Hugo Carvajal, a former head of Venezuelan military intelligence and close confidant of the late president Hugo Chavez, was arrested upon arriving at Aruba’s airport, officials said Thursday. Venezuelan authorities said Carvajal had been named that country’s consul to Aruba and enjoyed diplomatic immunity, a claim denied by an island official who said he had not yet been accredited by the Netherlands, which runs foreign affairs for its former colony.
Yesterday, a judge in Aruba ruled that Carvajal does not have immunity and must remain in custody until there’s a decision in his U.S. extradition case, according to chief prosecutor Peter Blanken.
The ruling exacerbated friction between Venezuela and the island just 15 miles off its coast.
Otmar Oduber, Aruba’s minister of transportation and tourism, said in a televised interview that flights to and from Venezuela had been cancelled. Hundreds of Venezuelan tourists were stranded at Aruba’s international airport, and Oduber said the government was checking whether they could fly Arubans out of Venezuela through Colombia.
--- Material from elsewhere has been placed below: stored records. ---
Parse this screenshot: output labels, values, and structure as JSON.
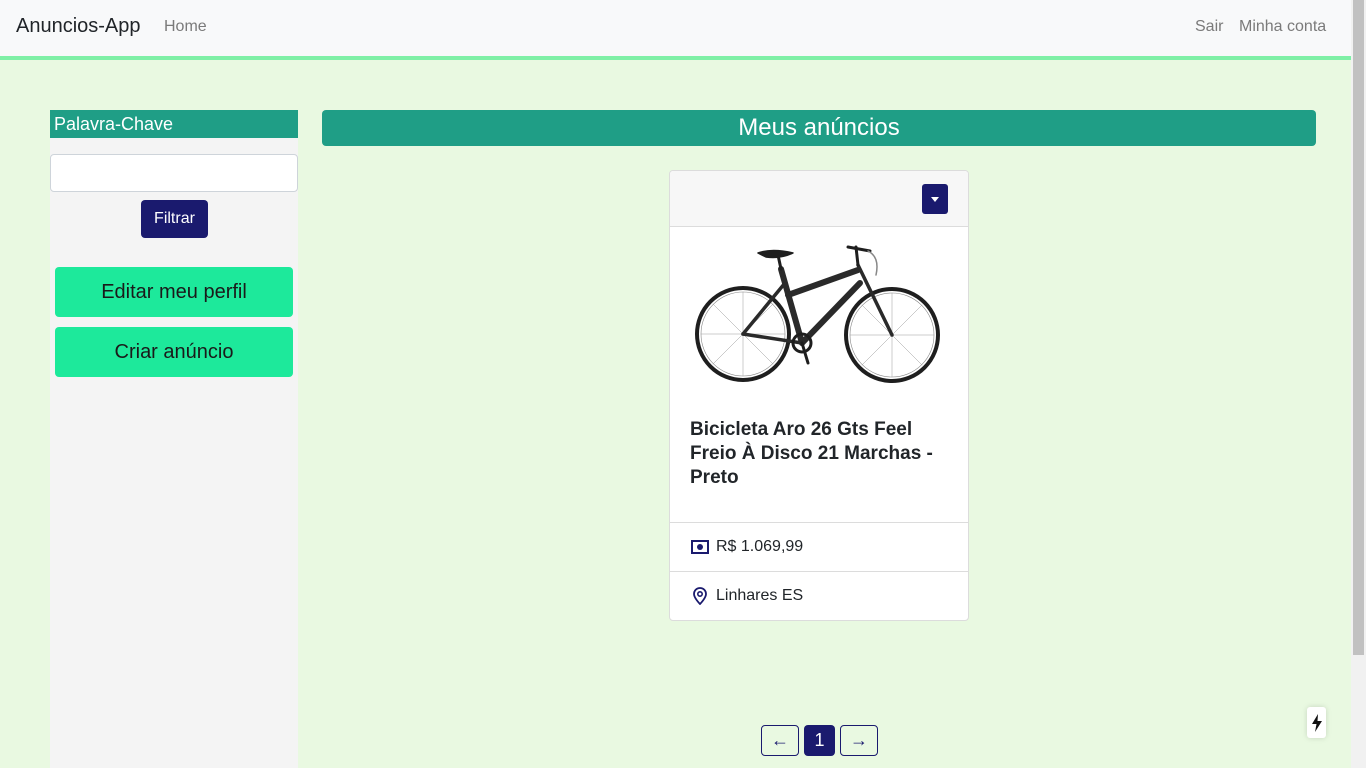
{
  "navbar": {
    "brand": "Anuncios-App",
    "home": "Home",
    "logout": "Sair",
    "account": "Minha conta"
  },
  "sidebar": {
    "keyword_label": "Palavra-Chave",
    "keyword_value": "",
    "filter_label": "Filtrar",
    "edit_profile_label": "Editar meu perfil",
    "create_ad_label": "Criar anúncio"
  },
  "main": {
    "title": "Meus anúncios",
    "ads": [
      {
        "title": "Bicicleta Aro 26 Gts Feel Freio À Disco 21 Marchas - Preto",
        "price": "R$ 1.069,99",
        "location": "Linhares ES",
        "image_icon": "bicycle-image"
      }
    ]
  },
  "pagination": {
    "prev": "←",
    "current": "1",
    "next": "→"
  },
  "colors": {
    "page_bg": "#e9f9e1",
    "accent_teal": "#1f9e86",
    "navy": "#1a1a6e",
    "mint": "#1de99b",
    "nav_border": "#7ff0a6"
  },
  "icons": {
    "dropdown": "caret-down-icon",
    "price": "money-icon",
    "location": "location-pin-icon",
    "floating": "lightning-icon"
  }
}
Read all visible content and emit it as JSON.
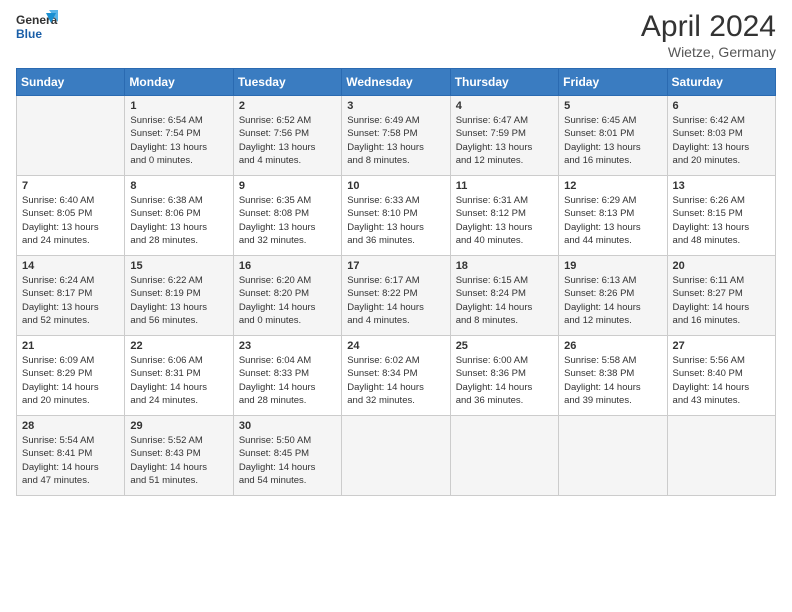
{
  "header": {
    "logo_line1": "General",
    "logo_line2": "Blue",
    "title": "April 2024",
    "location": "Wietze, Germany"
  },
  "weekdays": [
    "Sunday",
    "Monday",
    "Tuesday",
    "Wednesday",
    "Thursday",
    "Friday",
    "Saturday"
  ],
  "weeks": [
    [
      {
        "day": "",
        "text": ""
      },
      {
        "day": "1",
        "text": "Sunrise: 6:54 AM\nSunset: 7:54 PM\nDaylight: 13 hours\nand 0 minutes."
      },
      {
        "day": "2",
        "text": "Sunrise: 6:52 AM\nSunset: 7:56 PM\nDaylight: 13 hours\nand 4 minutes."
      },
      {
        "day": "3",
        "text": "Sunrise: 6:49 AM\nSunset: 7:58 PM\nDaylight: 13 hours\nand 8 minutes."
      },
      {
        "day": "4",
        "text": "Sunrise: 6:47 AM\nSunset: 7:59 PM\nDaylight: 13 hours\nand 12 minutes."
      },
      {
        "day": "5",
        "text": "Sunrise: 6:45 AM\nSunset: 8:01 PM\nDaylight: 13 hours\nand 16 minutes."
      },
      {
        "day": "6",
        "text": "Sunrise: 6:42 AM\nSunset: 8:03 PM\nDaylight: 13 hours\nand 20 minutes."
      }
    ],
    [
      {
        "day": "7",
        "text": "Sunrise: 6:40 AM\nSunset: 8:05 PM\nDaylight: 13 hours\nand 24 minutes."
      },
      {
        "day": "8",
        "text": "Sunrise: 6:38 AM\nSunset: 8:06 PM\nDaylight: 13 hours\nand 28 minutes."
      },
      {
        "day": "9",
        "text": "Sunrise: 6:35 AM\nSunset: 8:08 PM\nDaylight: 13 hours\nand 32 minutes."
      },
      {
        "day": "10",
        "text": "Sunrise: 6:33 AM\nSunset: 8:10 PM\nDaylight: 13 hours\nand 36 minutes."
      },
      {
        "day": "11",
        "text": "Sunrise: 6:31 AM\nSunset: 8:12 PM\nDaylight: 13 hours\nand 40 minutes."
      },
      {
        "day": "12",
        "text": "Sunrise: 6:29 AM\nSunset: 8:13 PM\nDaylight: 13 hours\nand 44 minutes."
      },
      {
        "day": "13",
        "text": "Sunrise: 6:26 AM\nSunset: 8:15 PM\nDaylight: 13 hours\nand 48 minutes."
      }
    ],
    [
      {
        "day": "14",
        "text": "Sunrise: 6:24 AM\nSunset: 8:17 PM\nDaylight: 13 hours\nand 52 minutes."
      },
      {
        "day": "15",
        "text": "Sunrise: 6:22 AM\nSunset: 8:19 PM\nDaylight: 13 hours\nand 56 minutes."
      },
      {
        "day": "16",
        "text": "Sunrise: 6:20 AM\nSunset: 8:20 PM\nDaylight: 14 hours\nand 0 minutes."
      },
      {
        "day": "17",
        "text": "Sunrise: 6:17 AM\nSunset: 8:22 PM\nDaylight: 14 hours\nand 4 minutes."
      },
      {
        "day": "18",
        "text": "Sunrise: 6:15 AM\nSunset: 8:24 PM\nDaylight: 14 hours\nand 8 minutes."
      },
      {
        "day": "19",
        "text": "Sunrise: 6:13 AM\nSunset: 8:26 PM\nDaylight: 14 hours\nand 12 minutes."
      },
      {
        "day": "20",
        "text": "Sunrise: 6:11 AM\nSunset: 8:27 PM\nDaylight: 14 hours\nand 16 minutes."
      }
    ],
    [
      {
        "day": "21",
        "text": "Sunrise: 6:09 AM\nSunset: 8:29 PM\nDaylight: 14 hours\nand 20 minutes."
      },
      {
        "day": "22",
        "text": "Sunrise: 6:06 AM\nSunset: 8:31 PM\nDaylight: 14 hours\nand 24 minutes."
      },
      {
        "day": "23",
        "text": "Sunrise: 6:04 AM\nSunset: 8:33 PM\nDaylight: 14 hours\nand 28 minutes."
      },
      {
        "day": "24",
        "text": "Sunrise: 6:02 AM\nSunset: 8:34 PM\nDaylight: 14 hours\nand 32 minutes."
      },
      {
        "day": "25",
        "text": "Sunrise: 6:00 AM\nSunset: 8:36 PM\nDaylight: 14 hours\nand 36 minutes."
      },
      {
        "day": "26",
        "text": "Sunrise: 5:58 AM\nSunset: 8:38 PM\nDaylight: 14 hours\nand 39 minutes."
      },
      {
        "day": "27",
        "text": "Sunrise: 5:56 AM\nSunset: 8:40 PM\nDaylight: 14 hours\nand 43 minutes."
      }
    ],
    [
      {
        "day": "28",
        "text": "Sunrise: 5:54 AM\nSunset: 8:41 PM\nDaylight: 14 hours\nand 47 minutes."
      },
      {
        "day": "29",
        "text": "Sunrise: 5:52 AM\nSunset: 8:43 PM\nDaylight: 14 hours\nand 51 minutes."
      },
      {
        "day": "30",
        "text": "Sunrise: 5:50 AM\nSunset: 8:45 PM\nDaylight: 14 hours\nand 54 minutes."
      },
      {
        "day": "",
        "text": ""
      },
      {
        "day": "",
        "text": ""
      },
      {
        "day": "",
        "text": ""
      },
      {
        "day": "",
        "text": ""
      }
    ]
  ]
}
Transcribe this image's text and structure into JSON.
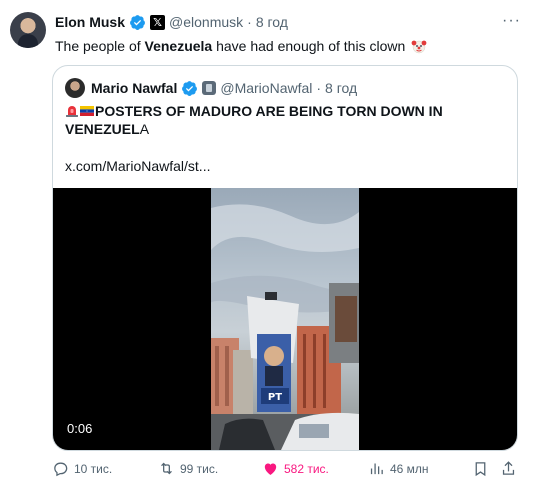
{
  "tweet": {
    "author_name": "Elon Musk",
    "handle": "@elonmusk",
    "separator": "·",
    "time": "8 год",
    "text_before": "The people of ",
    "text_bold": "Venezuela",
    "text_after": " have had enough of this clown",
    "more_label": "···"
  },
  "quote": {
    "author_name": "Mario Nawfal",
    "handle": "@MarioNawfal",
    "separator": "·",
    "time": "8 год",
    "headline": "POSTERS OF MADURO ARE BEING TORN DOWN IN VENEZUEL",
    "headline_tail": "A",
    "link": "x.com/MarioNawfal/st...",
    "video_time": "0:06",
    "poster_label": "PT"
  },
  "actions": {
    "replies": "10 тис.",
    "retweets": "99 тис.",
    "likes": "582 тис.",
    "views": "46 млн"
  },
  "colors": {
    "verified": "#1d9bf0",
    "like": "#f91880",
    "muted": "#536471",
    "border": "#cfd9de"
  }
}
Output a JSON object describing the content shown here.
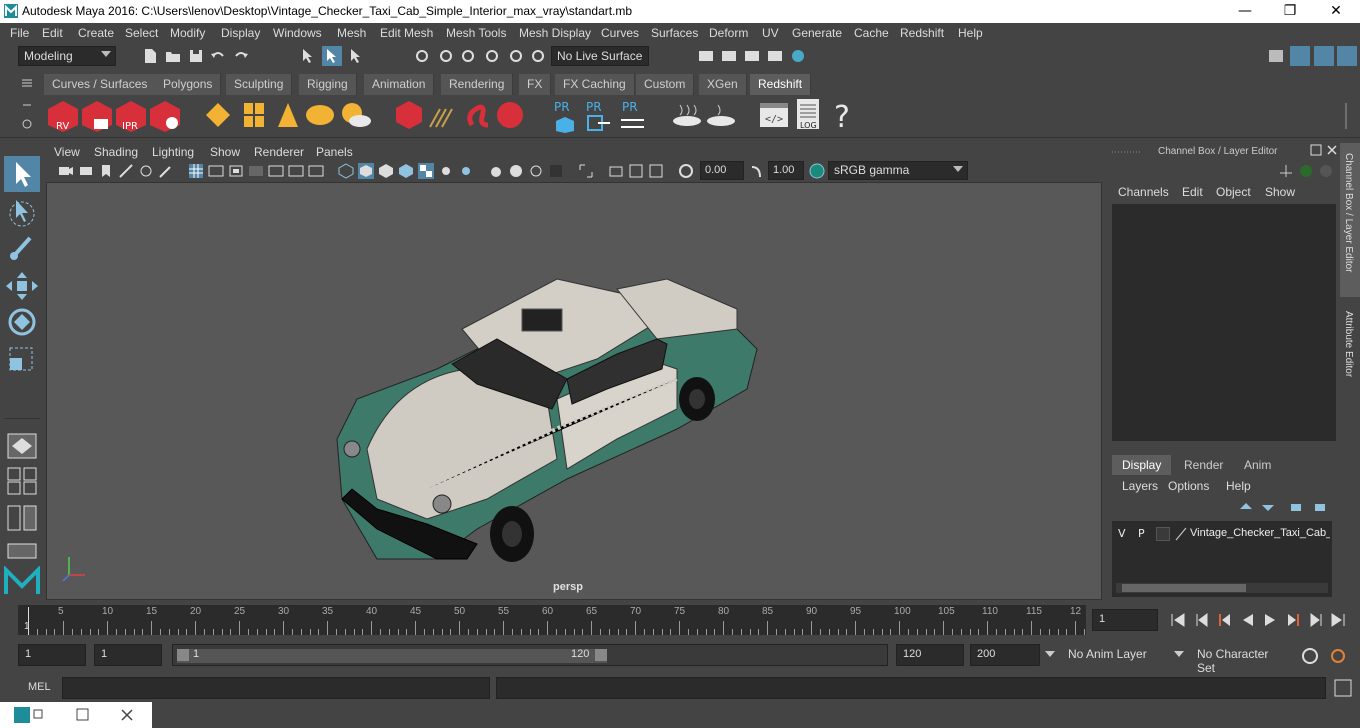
{
  "window": {
    "title": "Autodesk Maya 2016: C:\\Users\\lenov\\Desktop\\Vintage_Checker_Taxi_Cab_Simple_Interior_max_vray\\standart.mb",
    "minimize": "—",
    "maximize": "❐",
    "close": "✕"
  },
  "menubar": [
    "File",
    "Edit",
    "Create",
    "Select",
    "Modify",
    "Display",
    "Windows",
    "Mesh",
    "Edit Mesh",
    "Mesh Tools",
    "Mesh Display",
    "Curves",
    "Surfaces",
    "Deform",
    "UV",
    "Generate",
    "Cache",
    "Redshift",
    "Help"
  ],
  "statusline": {
    "mode": "Modeling",
    "live_surface": "No Live Surface"
  },
  "shelf_tabs": [
    "Curves / Surfaces",
    "Polygons",
    "Sculpting",
    "Rigging",
    "Animation",
    "Rendering",
    "FX",
    "FX Caching",
    "Custom",
    "XGen",
    "Redshift"
  ],
  "shelf_active": "Redshift",
  "shelf_icons": {
    "rv": "RV",
    "ipr": "IPR",
    "pr1": "PR",
    "pr2": "PR",
    "pr3": "PR",
    "log": "LOG",
    "help": "?"
  },
  "viewport": {
    "menu": [
      "View",
      "Shading",
      "Lighting",
      "Show",
      "Renderer",
      "Panels"
    ],
    "exposure": "0.00",
    "gamma": "1.00",
    "colorspace": "sRGB gamma",
    "camera_label": "persp"
  },
  "channel_box": {
    "title": "Channel Box / Layer Editor",
    "menu": [
      "Channels",
      "Edit",
      "Object",
      "Show"
    ],
    "layer_tabs": [
      "Display",
      "Render",
      "Anim"
    ],
    "layer_tab_active": "Display",
    "layer_menu": [
      "Layers",
      "Options",
      "Help"
    ],
    "layer": {
      "v": "V",
      "p": "P",
      "name": "Vintage_Checker_Taxi_Cab_"
    }
  },
  "side_tabs": [
    "Channel Box / Layer Editor",
    "Attribute Editor"
  ],
  "timeline": {
    "ticks": [
      "5",
      "10",
      "15",
      "20",
      "25",
      "30",
      "35",
      "40",
      "45",
      "50",
      "55",
      "60",
      "65",
      "70",
      "75",
      "80",
      "85",
      "90",
      "95",
      "100",
      "105",
      "110",
      "115",
      "12"
    ],
    "start_marker": "1",
    "current_frame": "1"
  },
  "range": {
    "start": "1",
    "start2": "1",
    "slider_start": "1",
    "slider_end": "120",
    "end": "120",
    "end2": "200",
    "anim_layer": "No Anim Layer",
    "char_set": "No Character Set"
  },
  "mel": {
    "label": "MEL"
  },
  "colors": {
    "accent": "#5285a6",
    "redshift_red": "#d8303a",
    "viewport_bg": "#585858"
  }
}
Airport officials in Venezuela confirmed that one flight was cancelled.
The cancelations are an economic blow to Aruba because Venezuela represents its second largest tourism market. The cancelations also apply to the Dutch territories of St Maarten, Curacao, Bonaire, Saba and St Eustatius.
Curacao’s government also said Venezuela would no longer supply petroleum to Curacao or Bonaire but urged people not to panic, noting it had a four-month supply available.
U.S. authorities allege that Carvajal is one of several high-ranking Venezuelan military and law enforcement officials who provided a haven to major drug traffickers from neighbouring Colombia and helped them export large amounts of U.S. bound cocaine through Venezuela.
His surprise arrest has cast a spotlight on what’s known in Venezuela as the “Cartel of the Suns”, referring to rogue, high-ranking military officers believed to have grown rich from drug-running. Top Venezuelan officers wear sun insignia on their uniforms.
Together with the unsealing Thursday of a drug indictment against two other Venezuelan officials, Carvajal’s arrest will likely also ratchet up tensions between the U.S. and Venezuela’s socialist government, which frequently accuses Washington of conspiring against it.
President Nicolas Maduro had threatened to retaliate against Aruba, unless Carvajal is freed. The president likened Carvajal’s arrest to an “ambush” and “kidnapping” that violates international law and Venezuelan sovereignty.